Fox News Shannon Bream interviewed Supreme Court Justice Neil Gorsuch about his new book, A Republic if You Can Keep It, and lessons on life, liberty and the U.S. Constitution.
THE ENTIRE 23 MIN. IS WORTH LISTENING TO.
On her “Livin’ the Bream” podcast, Bream sat down one-on-one with Justice Gorsuch and for 23 minutes discussed a range of topics, including former Justice Antonin Scalia, and the importance of teaching civics to the younger generation.
"And that moment for me was just a reminder of the kindness and the loveliness of the American people". Supreme Court Justice Neil Gorsuch on how a little girl on a plane helped boost him through the confirmation battle. https://t.co/B1ona85GqX pic.twitter.com/pcs2lYIyfJ
— Shannon Bream (@ShannonBream) September 12, 2019
In A Republic if You Can Keep It, Gorsuch draws on thirty years of experience as a lawyer, teacher, judge, and justice to explore essential aspects of the U.S. Constitution, its separation of powers, and the liberties it is designed to protect. The book discusses the role of the judge in our constitutional republic, and why Gorsuch believes that originalism and textualism are the surest guides to interpreting our nation’s founding documents to best protect our freedoms.
The book also highlights some of the events that shaped his life and perspective, from his upbringing in Colorado to his Supreme Court confirmation process.

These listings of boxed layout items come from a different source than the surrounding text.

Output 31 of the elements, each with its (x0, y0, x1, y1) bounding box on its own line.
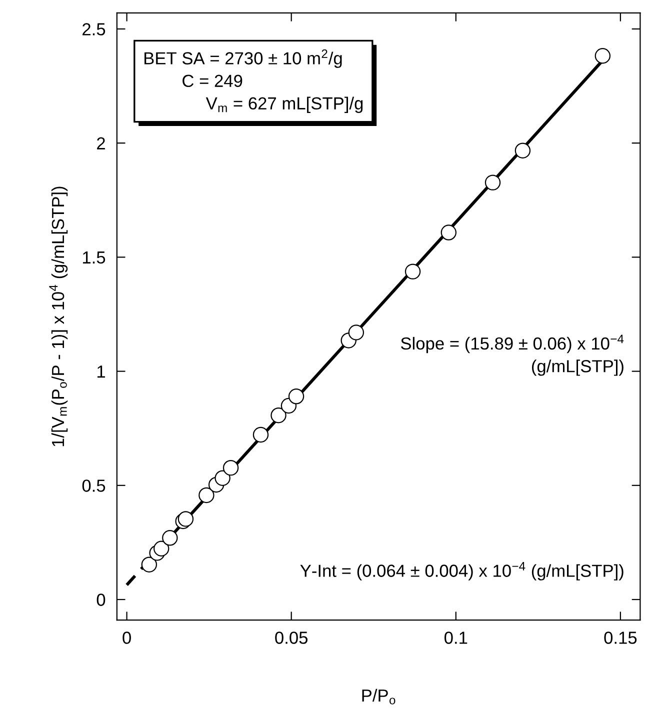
point (222, 460, 239, 476)
text: BET SA = 2730 ± 10 m$^{2}$/g C = 249 V$_{m}$ = 627 mL[STP]/g (144, 49, 363, 113)
x-tick-label: 0.15 (604, 632, 637, 644)
point (404, 264, 421, 280)
point (514, 142, 531, 158)
point (440, 224, 456, 240)
x-tick-label: 0.05 (275, 632, 308, 644)
point (270, 407, 286, 424)
y-tick-label: 1 (97, 366, 105, 378)
text: Slope = (15.89 ± 0.06) x 10$^{−4}$ (g/mL[STP]) (400, 334, 624, 376)
y-tick-label: 1.5 (83, 252, 106, 264)
x-tick-label: 0.1 (444, 632, 468, 644)
point (252, 426, 269, 443)
point (198, 487, 214, 504)
point (162, 530, 178, 546)
point (594, 48, 611, 64)
point (348, 324, 364, 340)
y-tick-label: 2.5 (82, 23, 106, 36)
point (141, 556, 158, 572)
point (178, 511, 194, 527)
point (154, 540, 170, 556)
point (214, 470, 230, 486)
y-axis-title: 1/[V$_{m}$(P$_{o}$/P - 1)] x 10$^{4}$ (g/mL[STP]) (49, 186, 68, 446)
y-tick-label: 0.5 (82, 480, 106, 492)
x-axis-title: P/P$_{o}$ (362, 688, 396, 704)
point (288, 388, 304, 404)
y-tick-label: 0 (96, 594, 106, 606)
x-tick-label: 0 (122, 632, 131, 644)
y-tick-label: 2 (97, 137, 105, 150)
annotation: Y-Int = (0.064 ± 0.004) x 10$^{−4}$ (g/mL[STP]) (300, 562, 624, 580)
point (484, 174, 501, 190)
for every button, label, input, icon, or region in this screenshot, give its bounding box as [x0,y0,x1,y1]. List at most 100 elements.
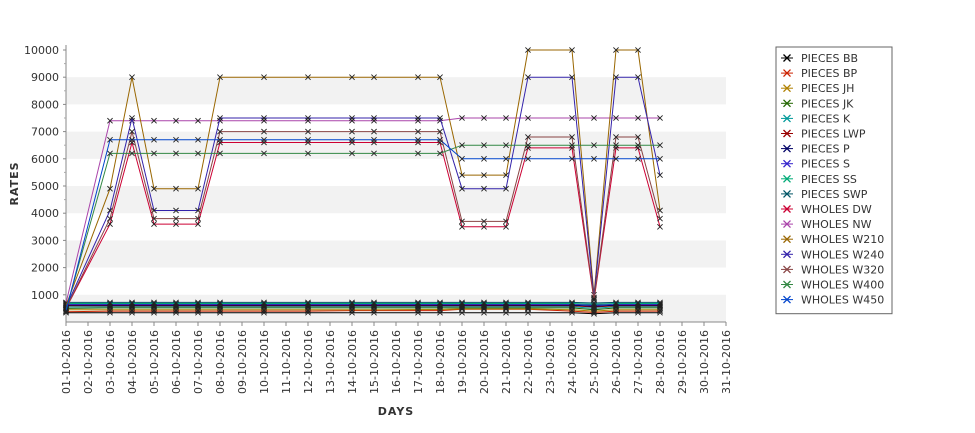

In the book and the interview Gorsuch emphasizes the pivotal roles of civic education, civil discourse, and mutual respect in maintaining a healthy republic– with incredible honesty, humility and genuine concern about the fact that American children are not being taught civics or civility anymore.
He also tells Bream about a heartwarming experience he had on a plane during his confirmation process in Washington, D.C., with a little girl who had no idea who he was. When the plane hit turbulence she asked him to hold her hand and color with him, which he did.
“And that moment for me was just a reminder of the kindness and the loveliness of the American people,” he said.
The mother later learned who he was and later on he received a thank you note from the little girl with a drawing of him and her holding hands in front of a plane. He keeps the picture in his office.
He also recalls advice he got from his mother-in-law, which in short, was you will regret a lot of things in life but “the one thing you will never regret in life is being kind.”